Abstract Body (Do not enter title and authors here): Introduction: Myocardial infarction is a common cause of heart failure (HF), leading to scar tissue formation and increased stress on the cardiac muscle, which affects atrial and ventricular remodeling. We recently showed that gene therapy targeting cardiac bridging integrator 1 (cBIN1) improves left ventricular (LV) function by restoring T-tubule integrity in a canine model of dilated ischemic cardiomyopathy (DICM). However, it is still unclear how this improvement impacts the right ventricular (RV) structural remodeling.

Hypothesis: cBIN1 gene therapy delivered intramyocardially in the LV improves RV structural remodeling in a canine model of DICM.

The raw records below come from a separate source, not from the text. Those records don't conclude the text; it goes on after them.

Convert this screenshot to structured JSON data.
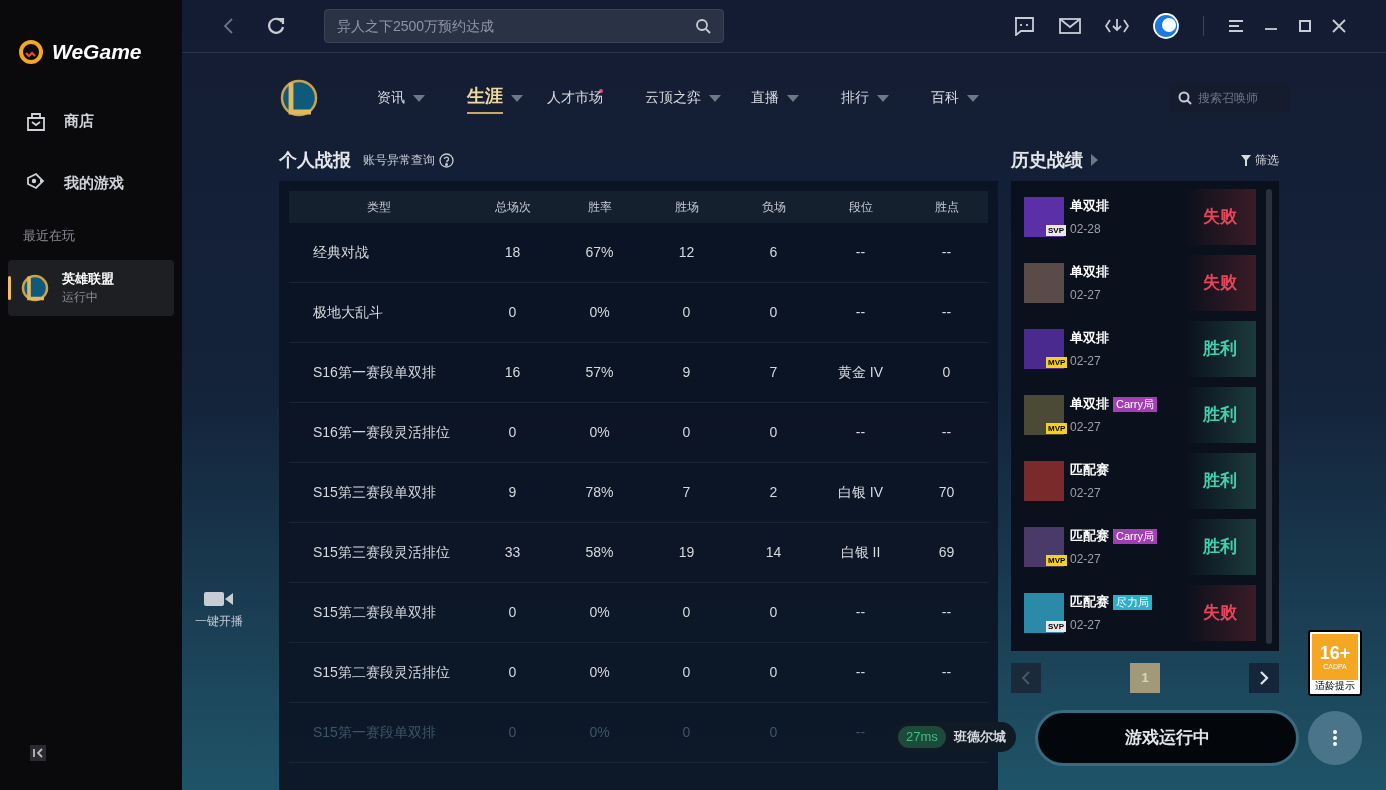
{
  "sidebar": {
    "logo": "WeGame",
    "items": [
      {
        "label": "商店"
      },
      {
        "label": "我的游戏"
      }
    ],
    "recent_label": "最近在玩",
    "recent_games": [
      {
        "name": "英雄联盟",
        "status": "运行中",
        "selected": true
      }
    ],
    "live_label": "一键开播"
  },
  "top_bar": {
    "search": {
      "placeholder": "异人之下2500万预约达成"
    }
  },
  "nav": {
    "items": [
      {
        "label": "资讯",
        "selected": false,
        "dropdown": true,
        "dot": false
      },
      {
        "label": "生涯",
        "selected": true,
        "dropdown": true,
        "dot": false
      },
      {
        "label": "人才市场",
        "selected": false,
        "dropdown": false,
        "dot": true
      },
      {
        "label": "云顶之弈",
        "selected": false,
        "dropdown": true,
        "dot": false
      },
      {
        "label": "直播",
        "selected": false,
        "dropdown": true,
        "dot": false
      },
      {
        "label": "排行",
        "selected": false,
        "dropdown": true,
        "dot": false
      },
      {
        "label": "百科",
        "selected": false,
        "dropdown": true,
        "dot": false
      }
    ],
    "search": {
      "placeholder": "搜索召唤师"
    }
  },
  "stats": {
    "title": "个人战报",
    "link": "账号异常查询",
    "table": {
      "columns": [
        "类型",
        "总场次",
        "胜率",
        "胜场",
        "负场",
        "段位",
        "胜点"
      ],
      "rows": [
        {
          "cells": [
            "经典对战",
            "18",
            "67%",
            "12",
            "6",
            "--",
            "--"
          ],
          "dimmed": false
        },
        {
          "cells": [
            "极地大乱斗",
            "0",
            "0%",
            "0",
            "0",
            "--",
            "--"
          ],
          "dimmed": false
        },
        {
          "cells": [
            "S16第一赛段单双排",
            "16",
            "57%",
            "9",
            "7",
            "黄金 IV",
            "0"
          ],
          "dimmed": false
        },
        {
          "cells": [
            "S16第一赛段灵活排位",
            "0",
            "0%",
            "0",
            "0",
            "--",
            "--"
          ],
          "dimmed": false
        },
        {
          "cells": [
            "S15第三赛段单双排",
            "9",
            "78%",
            "7",
            "2",
            "白银 IV",
            "70"
          ],
          "dimmed": false
        },
        {
          "cells": [
            "S15第三赛段灵活排位",
            "33",
            "58%",
            "19",
            "14",
            "白银 II",
            "69"
          ],
          "dimmed": false
        },
        {
          "cells": [
            "S15第二赛段单双排",
            "0",
            "0%",
            "0",
            "0",
            "--",
            "--"
          ],
          "dimmed": false
        },
        {
          "cells": [
            "S15第二赛段灵活排位",
            "0",
            "0%",
            "0",
            "0",
            "--",
            "--"
          ],
          "dimmed": false
        },
        {
          "cells": [
            "S15第一赛段单双排",
            "0",
            "0%",
            "0",
            "0",
            "--"
          ],
          "dimmed": true
        }
      ]
    }
  },
  "history": {
    "title": "历史战绩",
    "filter": "筛选",
    "matches": [
      {
        "mode": "单双排",
        "date": "02-28",
        "badge": "SVP",
        "result": "失败",
        "won": false,
        "color": "#5b2fa8"
      },
      {
        "mode": "单双排",
        "date": "02-27",
        "result": "失败",
        "won": false,
        "color": "#5a4a48"
      },
      {
        "mode": "单双排",
        "date": "02-27",
        "badge": "MVP",
        "result": "胜利",
        "won": true,
        "color": "#4b2a90"
      },
      {
        "mode": "单双排",
        "date": "02-27",
        "badge": "MVP",
        "tag": {
          "label": "Carry局",
          "color": "#a23fb4"
        },
        "result": "胜利",
        "won": true,
        "color": "#4a4a36"
      },
      {
        "mode": "匹配赛",
        "date": "02-27",
        "result": "胜利",
        "won": true,
        "color": "#7a2a2a"
      },
      {
        "mode": "匹配赛",
        "date": "02-27",
        "badge": "MVP",
        "tag": {
          "label": "Carry局",
          "color": "#a23fb4"
        },
        "result": "胜利",
        "won": true,
        "color": "#4a3a6a"
      },
      {
        "mode": "匹配赛",
        "date": "02-27",
        "badge": "SVP",
        "tag": {
          "label": "尽力局",
          "color": "#2bb0c8"
        },
        "result": "失败",
        "won": false,
        "color": "#2a8aa8"
      }
    ],
    "page": "1"
  },
  "footer": {
    "ping": "27ms",
    "server": "班德尔城",
    "launch": "游戏运行中",
    "age": {
      "rating": "16+",
      "org": "CADPA",
      "label": "适龄提示"
    }
  }
}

Methods: A preclinical canine model of DICM was created by ligating the left anterior descending artery, resulting in a left ventricular ejection fraction < 40% and NT-proBNP level > 900 pmol/L. Ten weeks (±2) post-procedure, dogs were divided into three groups: Group 1 (n=3) received no therapy; Group 2 (n=4) received intramyocardial injections of AAV9 carrying Green Fluorescent Protein (negative control); and Group 3 (n=5) received AAV9-cBIN1. Eight weeks (±2) later, RV mechanical dyssynchrony (septal-free wall peak strain time difference) and RV free wall strain were assessed through echocardiography in awake dogs using a 4-chamber apical view. RV free wall muscle samples were analyzed for T-tubule cross-sectional area using electron microscopy and fibrosis via Masson Trichrome staining.

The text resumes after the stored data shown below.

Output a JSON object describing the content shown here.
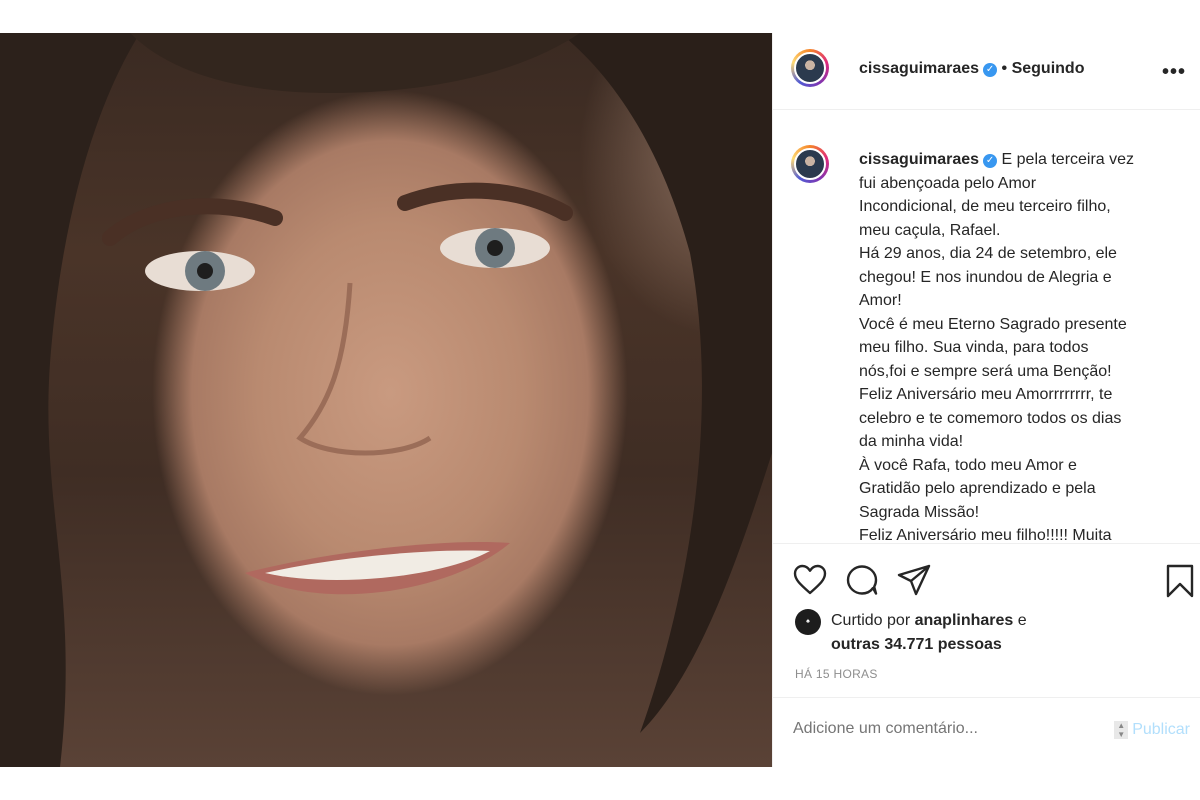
{
  "post": {
    "username": "cissaguimaraes",
    "follow_status": "• Seguindo",
    "more_icon": "more-options-icon",
    "caption_lines": [
      "E pela terceira vez",
      "fui abençoada pelo Amor",
      "Incondicional, de meu terceiro filho,",
      "meu caçula, Rafael.",
      "Há 29 anos, dia 24 de setembro, ele",
      "chegou! E nos inundou de Alegria e",
      "Amor!",
      "Você é meu Eterno Sagrado presente",
      "meu filho. Sua vinda, para todos",
      "nós,foi e sempre será uma Benção!",
      "Feliz Aniversário meu Amorrrrrrrr, te",
      "celebro e te comemoro todos os dias",
      "da minha vida!",
      "À você Rafa, todo meu Amor e",
      "Gratidão pelo aprendizado e pela",
      "Sagrada Missão!",
      "Feliz Aniversário meu filho!!!!! Muita"
    ],
    "likes_prefix": "Curtido por",
    "likes_user": "anaplinhares",
    "likes_suffix": "e",
    "likes_others": "outras 34.771 pessoas",
    "time_ago": "HÁ 15 HORAS",
    "comment_placeholder": "Adicione um comentário...",
    "publish_label": "Publicar"
  },
  "colors": {
    "accent": "#3897f0",
    "publish_disabled": "#b2dffc",
    "muted": "#8e8e8e",
    "text": "#262626"
  }
}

Results: cBIN1-treated animals exhibited significantly improved RV septal-free wall peak strain time difference often refers as septal-to-lateral wall delay - SLWD (Figure A) and RV free wall strain - FWS (Figure B) compared to the other HF groups that received either the control GFP therapy or no treatment. At both the tissue and subcellular levels, there was a significant improvement in RVFW fibrosis (Figure C) and T-tubule cross-sectional area (Figure D) in the cBIN1 group compared to the GFP-treated and untreated animals. Furthermore, there were no observable differences between the untreated and GFP-treated HF groups.

Conclusions: Reducing mechanical stress across the LV segments through intramyocardial delivery of cBIN1 gene therapy significantly decreased fibrosis in the RVFW muscle by restoring the T-tubule membrane architecture, which in turn improved RV strain and reduced electromechanical dyssynchrony. The study provides preclinical data to mitigate negative remodeling of the RV following ischemic events.